De l’exclusion de Jean-Marie Le Pen à Alexis Tsipras : comment le FN perd en crédibilité 

le pen philippot 2Hier, le bureau exécutif du FN a décidé à la majorité d’exclure Jean-Marie Le Pen du parti, une sanction plus que symbolique et forte. Pourtant, le feuilleton est loin d’être terminé même si certains au parti veulent se persuader du contraire. On a comme l’impression que plus le parti veut aller vite pour régler le problème plus il s’enfonce. La question n’est pas de savoir si oui ou non, il fallait exclure Jean-Marie Le Pen mais plutôt de s’interroger sur la façon dont les nouveaux dirigeants ont géré le dossier. C’est un peu l’effet Streisand. L’autre mauvaise nouvelle de soirée est la démission d’Alexis Tsipras, le premier ministre grec, ce qui signifie l’échec de sa politique. Or le FN l’avait ardemment soutenu et salué sa victoire aux dernières élections. D’une certaine façon, le parti y a engagé en partie sa responsabilité.

A sa sortie du bureau exécutif, Jean-Marie Le Pen était pourtant confiant, fort de ses arguments juridiques : « Nous avons eu des échanges de vues variés et divers. Le bureau exécutif a décidé de se donner du temps. » Il n’a pas fallu pourtant très longtemps pour que le bureau exécutif prenne sa décision à la majorité requise selon le communiqué du FN. Marine Le Pen et Florian Philippot avaient décidé de ne pas être présents par souci de partialité, une absence qui a fait tâche car s’apparentant plus à de la peur qu’à un véritable désir d’ impartialité. Selon toujours un autre communiqué paru dans la soirée, étaient présents Jean-François Jalkh, Wallerand de Saint-Just, Steeve Briois, Marie-Christine Arnautu, Nicolas Bay et Louis Aliot. Pourtant, dans une interview au JDD, Marie-Christine Arnautu s’est dit très surprise de cette décision, prise en son absence : « Je suis très surprise, d’autant qu’en quittant le siège du parti, tout à l’heure, j’avais compris que le bureau exécutif devait se retrouver vendredi matin pour discuter de nouveau le sujet. Certains, comme Louis Aliot ou moi-même, sont partis avant la fin des débats. Mais, encore une fois, nous devions nous revoir vendredi matin ou communiquer par mail. Je trouve très étonnant que le communiqué soit sorti aussi vite. C’est comme s’il avait été préparé en avance. Je réagis à chaud, mais je déplore cette décision et la méthode opérée. Tout cela est assez surprenant. » Une interview qui pose question : pourquoi cette précipitation ? Qui ment ?

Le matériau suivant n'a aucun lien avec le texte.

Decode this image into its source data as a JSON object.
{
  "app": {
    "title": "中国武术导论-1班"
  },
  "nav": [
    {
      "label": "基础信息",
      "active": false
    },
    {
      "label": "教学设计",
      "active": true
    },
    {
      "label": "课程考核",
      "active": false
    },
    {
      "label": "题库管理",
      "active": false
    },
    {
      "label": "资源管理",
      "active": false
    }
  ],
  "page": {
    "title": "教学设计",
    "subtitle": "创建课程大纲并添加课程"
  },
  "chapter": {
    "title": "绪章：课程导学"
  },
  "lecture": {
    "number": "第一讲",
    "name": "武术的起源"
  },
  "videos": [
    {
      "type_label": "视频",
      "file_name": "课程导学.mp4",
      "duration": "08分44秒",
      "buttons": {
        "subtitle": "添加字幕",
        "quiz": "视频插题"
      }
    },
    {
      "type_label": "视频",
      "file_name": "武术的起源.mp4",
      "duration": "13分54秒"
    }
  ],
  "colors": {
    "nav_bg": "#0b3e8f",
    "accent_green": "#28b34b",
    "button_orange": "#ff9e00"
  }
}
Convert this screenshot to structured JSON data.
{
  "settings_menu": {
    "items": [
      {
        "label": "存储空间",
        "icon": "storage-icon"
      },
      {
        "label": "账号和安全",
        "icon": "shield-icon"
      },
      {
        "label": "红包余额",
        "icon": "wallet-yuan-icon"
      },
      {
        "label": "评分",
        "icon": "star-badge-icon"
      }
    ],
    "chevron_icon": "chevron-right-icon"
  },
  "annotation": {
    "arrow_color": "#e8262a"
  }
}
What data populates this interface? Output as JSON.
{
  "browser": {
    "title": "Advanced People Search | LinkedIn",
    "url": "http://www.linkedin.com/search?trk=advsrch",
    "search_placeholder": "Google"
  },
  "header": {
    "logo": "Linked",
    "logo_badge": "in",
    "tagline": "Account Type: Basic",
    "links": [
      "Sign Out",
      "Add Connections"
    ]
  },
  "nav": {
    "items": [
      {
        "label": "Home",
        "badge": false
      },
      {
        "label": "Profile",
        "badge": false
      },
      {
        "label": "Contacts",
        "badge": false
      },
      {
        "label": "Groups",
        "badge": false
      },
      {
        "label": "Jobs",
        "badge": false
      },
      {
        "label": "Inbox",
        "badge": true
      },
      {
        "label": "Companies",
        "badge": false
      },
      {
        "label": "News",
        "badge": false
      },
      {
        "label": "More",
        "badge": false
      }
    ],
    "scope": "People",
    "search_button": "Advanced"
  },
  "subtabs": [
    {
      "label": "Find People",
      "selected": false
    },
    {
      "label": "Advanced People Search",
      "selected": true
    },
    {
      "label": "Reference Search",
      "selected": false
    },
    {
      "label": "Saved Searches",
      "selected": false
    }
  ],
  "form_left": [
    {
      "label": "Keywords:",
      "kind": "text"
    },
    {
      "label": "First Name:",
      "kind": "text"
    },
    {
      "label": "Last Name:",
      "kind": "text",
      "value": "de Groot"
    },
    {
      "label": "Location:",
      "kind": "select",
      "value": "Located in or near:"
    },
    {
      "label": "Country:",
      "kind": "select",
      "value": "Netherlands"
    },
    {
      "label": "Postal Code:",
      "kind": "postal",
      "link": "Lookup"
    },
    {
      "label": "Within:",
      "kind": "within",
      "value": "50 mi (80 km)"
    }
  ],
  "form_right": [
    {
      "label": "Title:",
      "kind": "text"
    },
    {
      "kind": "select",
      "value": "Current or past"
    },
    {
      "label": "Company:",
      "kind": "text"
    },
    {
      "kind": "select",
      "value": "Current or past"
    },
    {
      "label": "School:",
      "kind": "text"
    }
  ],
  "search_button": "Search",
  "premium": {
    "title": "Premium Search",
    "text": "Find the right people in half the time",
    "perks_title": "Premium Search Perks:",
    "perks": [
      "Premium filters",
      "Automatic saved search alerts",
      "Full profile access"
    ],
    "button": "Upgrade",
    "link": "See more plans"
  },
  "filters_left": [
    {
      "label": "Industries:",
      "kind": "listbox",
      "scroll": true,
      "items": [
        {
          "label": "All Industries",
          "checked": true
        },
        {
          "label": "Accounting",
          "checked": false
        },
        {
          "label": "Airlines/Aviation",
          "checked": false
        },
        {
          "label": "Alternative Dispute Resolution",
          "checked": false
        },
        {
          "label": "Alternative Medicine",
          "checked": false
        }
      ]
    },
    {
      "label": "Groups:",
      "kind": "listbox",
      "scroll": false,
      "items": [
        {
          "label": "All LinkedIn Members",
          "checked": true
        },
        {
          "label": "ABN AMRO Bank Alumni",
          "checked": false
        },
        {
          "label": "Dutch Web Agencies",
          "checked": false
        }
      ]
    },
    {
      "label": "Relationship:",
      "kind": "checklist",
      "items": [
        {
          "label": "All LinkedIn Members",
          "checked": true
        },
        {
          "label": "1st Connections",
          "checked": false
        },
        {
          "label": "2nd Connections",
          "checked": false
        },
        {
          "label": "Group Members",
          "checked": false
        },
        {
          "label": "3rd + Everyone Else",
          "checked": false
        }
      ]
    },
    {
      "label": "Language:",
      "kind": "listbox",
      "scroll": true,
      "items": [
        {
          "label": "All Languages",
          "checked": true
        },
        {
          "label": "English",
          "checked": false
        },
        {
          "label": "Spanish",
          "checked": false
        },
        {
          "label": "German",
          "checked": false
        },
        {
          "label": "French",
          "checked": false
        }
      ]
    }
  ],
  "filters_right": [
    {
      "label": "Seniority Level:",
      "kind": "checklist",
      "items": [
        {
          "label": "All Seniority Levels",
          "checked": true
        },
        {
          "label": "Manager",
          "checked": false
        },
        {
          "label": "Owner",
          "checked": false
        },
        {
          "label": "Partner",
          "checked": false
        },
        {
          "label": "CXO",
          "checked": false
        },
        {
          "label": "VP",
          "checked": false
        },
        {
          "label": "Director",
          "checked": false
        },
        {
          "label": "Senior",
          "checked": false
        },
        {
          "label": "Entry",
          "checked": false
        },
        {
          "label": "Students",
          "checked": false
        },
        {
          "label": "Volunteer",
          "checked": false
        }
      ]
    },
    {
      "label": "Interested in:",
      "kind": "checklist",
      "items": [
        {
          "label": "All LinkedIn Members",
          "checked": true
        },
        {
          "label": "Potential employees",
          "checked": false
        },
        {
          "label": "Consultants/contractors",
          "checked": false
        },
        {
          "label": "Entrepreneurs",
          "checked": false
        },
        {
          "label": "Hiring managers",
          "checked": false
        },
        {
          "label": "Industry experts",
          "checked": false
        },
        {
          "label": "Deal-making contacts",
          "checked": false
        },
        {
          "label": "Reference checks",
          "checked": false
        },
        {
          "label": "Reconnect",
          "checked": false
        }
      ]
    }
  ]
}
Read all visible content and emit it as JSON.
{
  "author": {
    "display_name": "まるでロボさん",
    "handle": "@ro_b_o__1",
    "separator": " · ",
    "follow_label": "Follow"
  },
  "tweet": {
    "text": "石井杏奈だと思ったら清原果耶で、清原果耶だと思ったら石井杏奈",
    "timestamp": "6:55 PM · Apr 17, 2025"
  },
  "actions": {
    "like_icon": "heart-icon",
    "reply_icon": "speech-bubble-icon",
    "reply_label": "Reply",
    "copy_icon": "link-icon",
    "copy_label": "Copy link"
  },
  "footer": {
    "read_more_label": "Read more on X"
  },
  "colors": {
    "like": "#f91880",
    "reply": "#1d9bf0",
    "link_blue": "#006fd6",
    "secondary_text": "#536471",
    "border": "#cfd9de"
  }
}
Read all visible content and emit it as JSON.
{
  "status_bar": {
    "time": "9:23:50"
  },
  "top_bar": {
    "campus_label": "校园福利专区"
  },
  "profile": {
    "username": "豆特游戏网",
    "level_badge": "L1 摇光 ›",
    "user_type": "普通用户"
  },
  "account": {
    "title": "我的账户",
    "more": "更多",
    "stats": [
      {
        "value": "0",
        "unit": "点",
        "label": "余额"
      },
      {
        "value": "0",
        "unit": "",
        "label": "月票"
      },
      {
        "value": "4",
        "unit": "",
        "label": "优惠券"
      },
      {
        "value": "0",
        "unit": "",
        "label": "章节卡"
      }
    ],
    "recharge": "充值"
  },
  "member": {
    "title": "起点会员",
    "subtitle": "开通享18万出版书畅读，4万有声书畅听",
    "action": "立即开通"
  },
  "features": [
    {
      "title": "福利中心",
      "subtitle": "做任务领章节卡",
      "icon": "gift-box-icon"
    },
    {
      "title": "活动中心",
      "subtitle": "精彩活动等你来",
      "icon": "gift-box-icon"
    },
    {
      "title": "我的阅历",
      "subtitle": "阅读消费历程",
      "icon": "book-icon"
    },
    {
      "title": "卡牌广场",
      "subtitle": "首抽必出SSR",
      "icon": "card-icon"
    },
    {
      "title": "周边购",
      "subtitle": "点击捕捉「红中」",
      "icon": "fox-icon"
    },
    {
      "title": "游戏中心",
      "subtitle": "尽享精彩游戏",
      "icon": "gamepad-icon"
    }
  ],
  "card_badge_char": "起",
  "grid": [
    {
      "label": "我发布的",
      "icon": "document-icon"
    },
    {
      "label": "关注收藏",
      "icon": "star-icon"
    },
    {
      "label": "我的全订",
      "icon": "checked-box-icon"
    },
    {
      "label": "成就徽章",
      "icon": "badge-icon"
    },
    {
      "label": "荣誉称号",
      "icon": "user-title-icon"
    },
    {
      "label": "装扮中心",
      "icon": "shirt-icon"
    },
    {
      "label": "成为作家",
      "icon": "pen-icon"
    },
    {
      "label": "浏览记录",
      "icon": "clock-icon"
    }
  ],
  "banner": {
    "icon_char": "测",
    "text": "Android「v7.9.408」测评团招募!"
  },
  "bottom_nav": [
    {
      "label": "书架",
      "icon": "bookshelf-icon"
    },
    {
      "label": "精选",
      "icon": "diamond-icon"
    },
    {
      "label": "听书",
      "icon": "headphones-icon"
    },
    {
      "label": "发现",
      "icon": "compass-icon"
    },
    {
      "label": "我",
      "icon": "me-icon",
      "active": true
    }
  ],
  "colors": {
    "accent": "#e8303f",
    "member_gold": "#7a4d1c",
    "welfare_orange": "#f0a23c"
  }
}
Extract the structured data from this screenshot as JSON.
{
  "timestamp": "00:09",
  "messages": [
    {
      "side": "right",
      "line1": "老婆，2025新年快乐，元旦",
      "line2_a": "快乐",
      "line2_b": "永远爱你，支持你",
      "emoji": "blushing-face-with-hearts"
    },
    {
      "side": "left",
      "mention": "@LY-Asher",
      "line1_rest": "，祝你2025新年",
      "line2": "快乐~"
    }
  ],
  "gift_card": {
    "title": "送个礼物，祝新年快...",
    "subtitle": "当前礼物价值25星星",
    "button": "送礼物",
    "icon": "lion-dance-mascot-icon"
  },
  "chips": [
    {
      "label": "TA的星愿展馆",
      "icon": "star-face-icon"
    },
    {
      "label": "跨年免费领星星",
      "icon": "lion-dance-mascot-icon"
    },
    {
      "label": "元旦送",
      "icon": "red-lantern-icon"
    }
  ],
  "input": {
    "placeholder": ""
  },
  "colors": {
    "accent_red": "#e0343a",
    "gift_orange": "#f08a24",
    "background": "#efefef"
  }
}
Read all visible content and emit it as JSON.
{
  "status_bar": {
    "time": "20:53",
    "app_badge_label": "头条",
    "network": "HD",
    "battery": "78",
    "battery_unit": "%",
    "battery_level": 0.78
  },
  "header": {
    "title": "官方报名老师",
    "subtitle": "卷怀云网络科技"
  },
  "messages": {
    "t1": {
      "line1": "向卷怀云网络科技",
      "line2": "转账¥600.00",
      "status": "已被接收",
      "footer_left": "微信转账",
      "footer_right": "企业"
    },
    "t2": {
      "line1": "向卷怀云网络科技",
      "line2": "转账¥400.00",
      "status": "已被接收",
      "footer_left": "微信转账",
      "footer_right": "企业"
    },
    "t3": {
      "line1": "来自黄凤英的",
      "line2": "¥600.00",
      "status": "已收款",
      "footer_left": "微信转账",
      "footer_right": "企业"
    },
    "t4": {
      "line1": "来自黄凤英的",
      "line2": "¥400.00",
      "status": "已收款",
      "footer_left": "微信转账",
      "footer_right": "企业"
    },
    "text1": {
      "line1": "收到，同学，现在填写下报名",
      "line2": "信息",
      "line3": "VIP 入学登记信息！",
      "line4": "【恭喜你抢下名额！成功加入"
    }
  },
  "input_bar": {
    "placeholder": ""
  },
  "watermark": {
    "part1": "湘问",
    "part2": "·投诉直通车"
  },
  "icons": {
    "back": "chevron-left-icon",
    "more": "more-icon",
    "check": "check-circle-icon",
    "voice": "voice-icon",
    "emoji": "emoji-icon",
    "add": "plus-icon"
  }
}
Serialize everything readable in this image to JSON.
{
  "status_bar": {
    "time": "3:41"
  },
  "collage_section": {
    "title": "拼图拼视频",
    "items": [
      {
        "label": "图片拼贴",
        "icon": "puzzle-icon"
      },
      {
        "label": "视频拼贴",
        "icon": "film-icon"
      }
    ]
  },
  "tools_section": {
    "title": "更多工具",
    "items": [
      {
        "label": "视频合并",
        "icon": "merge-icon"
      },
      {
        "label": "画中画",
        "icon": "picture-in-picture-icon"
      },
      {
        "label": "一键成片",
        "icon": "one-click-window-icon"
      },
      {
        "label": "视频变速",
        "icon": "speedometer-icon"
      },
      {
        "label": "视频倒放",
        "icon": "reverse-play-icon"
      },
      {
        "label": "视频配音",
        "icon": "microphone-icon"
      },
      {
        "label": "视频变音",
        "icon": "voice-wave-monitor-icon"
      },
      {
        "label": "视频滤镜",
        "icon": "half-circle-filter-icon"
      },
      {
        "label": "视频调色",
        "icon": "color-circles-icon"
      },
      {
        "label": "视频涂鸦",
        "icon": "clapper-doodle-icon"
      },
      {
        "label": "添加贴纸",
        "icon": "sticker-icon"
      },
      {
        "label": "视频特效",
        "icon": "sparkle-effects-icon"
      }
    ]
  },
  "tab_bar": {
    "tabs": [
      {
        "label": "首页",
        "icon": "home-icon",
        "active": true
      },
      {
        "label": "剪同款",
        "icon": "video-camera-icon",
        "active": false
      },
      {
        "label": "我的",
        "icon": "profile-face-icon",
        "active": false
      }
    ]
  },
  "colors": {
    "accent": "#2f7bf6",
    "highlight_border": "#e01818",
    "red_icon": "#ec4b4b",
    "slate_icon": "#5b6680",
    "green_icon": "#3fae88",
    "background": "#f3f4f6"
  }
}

Il semblerait ainsi que sur les huit membres du bureau, seulement quatre aient voté, les quatre autres étant absents au moment du vote. C’est le manque de transparence qui apparait en premier lieu dans la prise de décision, tout le monde soupçonnant Marie Le Pen et Florian Philippot d’avoir manœuvré par derrière malgré leur absence. La confusion ne fait que grandir malgré les allégations des principaux cadres du parti. Le tout n’est pas d’avoir le soutien des adhérents car il ne faut pas oublier la raison, qui a été invoquée, pour expliquer les procédures engagées contre Jean-Marie Le Pen : dédiaboliser encore plus le parti pour gagner des électeurs. Or s’il est certain que l’éviction de Jean-Marie Le Pen a peu de chance de faire des électeurs au FN, rien n’est moins sûr qu’elle lui apporte des voix. On peut rappeler, que lors de l’élection départementale partielle à Villeuneuve-sur-Yonne au début du mois de juillet, le binôme du FN a été éliminé dès le premier tour alors que le FN avait remporté initialement cette élection. Simple échec passager ?  Sur ce coup, le parti s’est plutôt fait discret. De plus le feuilleton est loin de prendre fin car il est certain que Jean-Marie Le Pen va engager d’autres procédures judiciaires face à une décision qu’il juge illégale et, au vu des éléments, il pourrait bien avoir raison. Durant les prochains mois, le parti risque d’avoir du mal à être audible sur des sujets de fond alors que les régionales approchent de plus en plus et que Marie Le Pen a décidé de se présenter une nouvelle fois dans le nord. Il s’est mis un peu tout seul dans cette situation et il est facile de reporter toute la faute aux médias. L’impréparation et la précipitation juridiques risquent de coûter cher au parti, et pas qu’en frais d’avocat !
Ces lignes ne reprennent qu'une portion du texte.